Lloyd Smith is an associate professor in the School of Mechanical and Materials Engineering at Washington State University.

James Sherwood is a professor in the Department of Mechanical Engineering at the University of Massachusetts-Lowell.

Mechanical Engineering 132(04), 44-48 (Apr 01, 2010) (5 pages) doi:10.1115/1.2010-Apr-6

This article describes the equipment and technology advances in baseball and softball games. Research efforts are currently being pursued by the authors to develop a layer-by-layer finite element model of a baseball. While work on improved ball models is ongoing, a number of significant accomplishments have been made with current models. These include comparing bat performance, describing the plastic deformation (denting) observed in metal bats, and the failure modes observed with wood bats. To simulate the bat/ball impact at game-like speeds, a durability machine is used to fire balls at a bat at speeds up to 200 mph, at the rate of 10 per minute. After a ball is shot, it falls into a trough and is loaded back into the magazine, which holds up to 36 balls. The bat-support mechanism simulates the grip and flexibility of a batter and can be programmed to rotate the bat between hits to simulate the use of hollow bats or to remain “label up” as is needed for wood bats.

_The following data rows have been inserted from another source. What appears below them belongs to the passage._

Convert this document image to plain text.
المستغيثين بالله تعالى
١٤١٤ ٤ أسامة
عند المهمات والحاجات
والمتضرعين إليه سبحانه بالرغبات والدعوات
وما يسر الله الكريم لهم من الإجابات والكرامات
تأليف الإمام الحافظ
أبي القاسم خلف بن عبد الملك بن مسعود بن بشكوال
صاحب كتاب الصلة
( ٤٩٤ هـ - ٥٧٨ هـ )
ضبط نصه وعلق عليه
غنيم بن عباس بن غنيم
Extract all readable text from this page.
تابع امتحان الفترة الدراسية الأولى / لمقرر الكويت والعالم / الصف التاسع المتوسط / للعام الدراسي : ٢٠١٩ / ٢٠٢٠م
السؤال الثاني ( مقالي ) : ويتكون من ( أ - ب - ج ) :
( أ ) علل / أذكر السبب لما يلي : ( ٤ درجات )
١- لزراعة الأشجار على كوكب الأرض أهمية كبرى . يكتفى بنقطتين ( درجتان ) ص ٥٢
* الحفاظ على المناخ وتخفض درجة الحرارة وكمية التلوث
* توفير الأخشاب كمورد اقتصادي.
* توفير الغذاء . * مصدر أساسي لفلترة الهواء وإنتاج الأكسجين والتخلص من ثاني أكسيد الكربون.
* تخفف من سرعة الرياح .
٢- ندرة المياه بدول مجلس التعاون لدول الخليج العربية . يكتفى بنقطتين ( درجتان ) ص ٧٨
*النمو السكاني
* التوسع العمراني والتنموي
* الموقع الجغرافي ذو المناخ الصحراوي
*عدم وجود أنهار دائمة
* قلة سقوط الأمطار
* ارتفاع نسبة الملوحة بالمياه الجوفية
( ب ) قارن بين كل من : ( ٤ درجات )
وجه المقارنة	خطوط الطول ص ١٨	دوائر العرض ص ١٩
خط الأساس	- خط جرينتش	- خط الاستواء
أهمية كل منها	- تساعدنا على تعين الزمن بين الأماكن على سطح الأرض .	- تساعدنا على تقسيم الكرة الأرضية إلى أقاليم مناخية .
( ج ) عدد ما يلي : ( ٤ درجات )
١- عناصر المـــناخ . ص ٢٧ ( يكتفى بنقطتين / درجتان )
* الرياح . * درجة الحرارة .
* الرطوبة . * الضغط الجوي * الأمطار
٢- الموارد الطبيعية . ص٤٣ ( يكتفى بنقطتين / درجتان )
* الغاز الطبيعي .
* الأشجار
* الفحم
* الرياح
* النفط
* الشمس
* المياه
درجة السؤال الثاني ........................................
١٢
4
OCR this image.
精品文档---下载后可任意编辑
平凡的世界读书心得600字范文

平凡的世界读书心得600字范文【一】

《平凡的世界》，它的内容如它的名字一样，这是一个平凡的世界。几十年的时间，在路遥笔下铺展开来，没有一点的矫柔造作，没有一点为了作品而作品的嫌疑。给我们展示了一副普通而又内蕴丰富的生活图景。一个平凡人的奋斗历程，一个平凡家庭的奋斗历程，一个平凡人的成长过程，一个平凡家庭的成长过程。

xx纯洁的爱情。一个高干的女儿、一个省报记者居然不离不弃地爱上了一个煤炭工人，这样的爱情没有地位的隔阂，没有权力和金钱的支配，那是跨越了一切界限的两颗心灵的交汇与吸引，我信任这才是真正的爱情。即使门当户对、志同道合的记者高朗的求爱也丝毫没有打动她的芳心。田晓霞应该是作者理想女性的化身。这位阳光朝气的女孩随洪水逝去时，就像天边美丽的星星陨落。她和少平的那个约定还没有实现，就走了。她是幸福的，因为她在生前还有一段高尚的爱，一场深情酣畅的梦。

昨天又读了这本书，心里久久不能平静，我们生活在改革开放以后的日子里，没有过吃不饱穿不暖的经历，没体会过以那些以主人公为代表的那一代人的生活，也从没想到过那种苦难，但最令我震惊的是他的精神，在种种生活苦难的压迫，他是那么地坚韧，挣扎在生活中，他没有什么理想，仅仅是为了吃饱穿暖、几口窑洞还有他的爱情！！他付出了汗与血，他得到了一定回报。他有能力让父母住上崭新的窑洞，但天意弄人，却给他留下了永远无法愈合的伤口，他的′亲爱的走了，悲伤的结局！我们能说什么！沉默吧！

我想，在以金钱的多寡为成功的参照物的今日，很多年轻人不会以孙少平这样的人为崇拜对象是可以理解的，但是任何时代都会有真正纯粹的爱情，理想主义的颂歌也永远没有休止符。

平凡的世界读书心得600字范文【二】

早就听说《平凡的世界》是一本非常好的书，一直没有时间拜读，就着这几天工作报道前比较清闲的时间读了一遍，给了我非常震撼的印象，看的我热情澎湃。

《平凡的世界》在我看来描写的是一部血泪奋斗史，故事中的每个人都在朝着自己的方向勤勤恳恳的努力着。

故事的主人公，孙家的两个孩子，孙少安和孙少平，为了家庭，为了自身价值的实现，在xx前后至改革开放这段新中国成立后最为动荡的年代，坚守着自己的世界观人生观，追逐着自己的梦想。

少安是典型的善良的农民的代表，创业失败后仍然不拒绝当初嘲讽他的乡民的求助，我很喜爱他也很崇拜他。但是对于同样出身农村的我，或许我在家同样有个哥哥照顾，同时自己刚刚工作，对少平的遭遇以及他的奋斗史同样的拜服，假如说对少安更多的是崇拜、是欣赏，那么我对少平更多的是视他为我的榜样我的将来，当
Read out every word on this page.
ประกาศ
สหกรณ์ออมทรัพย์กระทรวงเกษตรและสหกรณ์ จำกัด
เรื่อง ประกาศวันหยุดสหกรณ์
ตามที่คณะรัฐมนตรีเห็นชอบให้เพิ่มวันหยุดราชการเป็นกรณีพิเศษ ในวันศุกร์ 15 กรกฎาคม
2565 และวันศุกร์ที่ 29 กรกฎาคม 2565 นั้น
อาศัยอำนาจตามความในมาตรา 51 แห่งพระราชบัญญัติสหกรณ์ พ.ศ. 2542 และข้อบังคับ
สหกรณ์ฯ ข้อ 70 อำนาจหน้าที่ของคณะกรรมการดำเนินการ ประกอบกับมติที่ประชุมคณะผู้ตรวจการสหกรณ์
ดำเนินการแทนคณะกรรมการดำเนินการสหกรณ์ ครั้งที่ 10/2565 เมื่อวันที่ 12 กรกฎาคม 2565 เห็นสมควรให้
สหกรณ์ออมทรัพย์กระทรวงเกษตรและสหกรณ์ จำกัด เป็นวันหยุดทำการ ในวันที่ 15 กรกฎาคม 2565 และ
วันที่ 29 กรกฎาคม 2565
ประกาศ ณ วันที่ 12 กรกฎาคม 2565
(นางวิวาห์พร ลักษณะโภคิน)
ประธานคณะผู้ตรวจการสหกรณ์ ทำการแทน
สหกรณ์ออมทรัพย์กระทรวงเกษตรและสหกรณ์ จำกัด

Professional baseball has not changed appreciably in over 100 years. Major League Baseball goes to great lengths to ensure that its game does not change. It still permits only solid wood bats, for instance. Major League Baseball is a game founded on tradition, and keeping the equipment uniform throughout the years allows a common basis to compare players over time.

That isn’t the case, however, with amateur level baseball and with softball. Equipment advances have been embraced in those areas because innovation is seen as a way to encourage participation in the game and to increase sales of sporting goods. And the most obvious equipment advances at the amateur level have been in the design of bats.

As engineers, we are trained through education and experience to find ways to make things better. So naturally as new design options become available, engineers explore ways to improve product performance.

There is also the economic incentive: for sporting goods companies, improved performance on the field translates to increased market share.

In the 1970s with the advent of high-strength aerospace-quality aluminums, designers were able to develop bats that had lighter swing weights than wood bats. These lighter bats translated to increased swing speeds and more control for the batter. Designers soon realized that the bats could be tuned to achieve varying levels of batted-ball speeds. Some have likened the pursuit of increased bat performance to a Cold War arms race as manufacturers sought stronger alloys and metals. Fiberreinforced composites brought yet another material choice that allowed increased design flexibility over metals.

Improved bats have benefited the offense, and some believe that bats have become too good and have changed the balance of the game. Accordingly, regulating associations have encouraged the development of tests to quantify equipment performance. At the professional level, the tests are used to ensure the game does not change, while at the amateur level the testing is used to ensure the game doesn’t change too much.

Looking down the barrel: A ball (left) is loaded in an air cannon. The machine (shown above in the lab) fires the ball at a bat. The sabot (labeled in the schematic at right) improves ball control. The bat pivots as it would in a batter's hands.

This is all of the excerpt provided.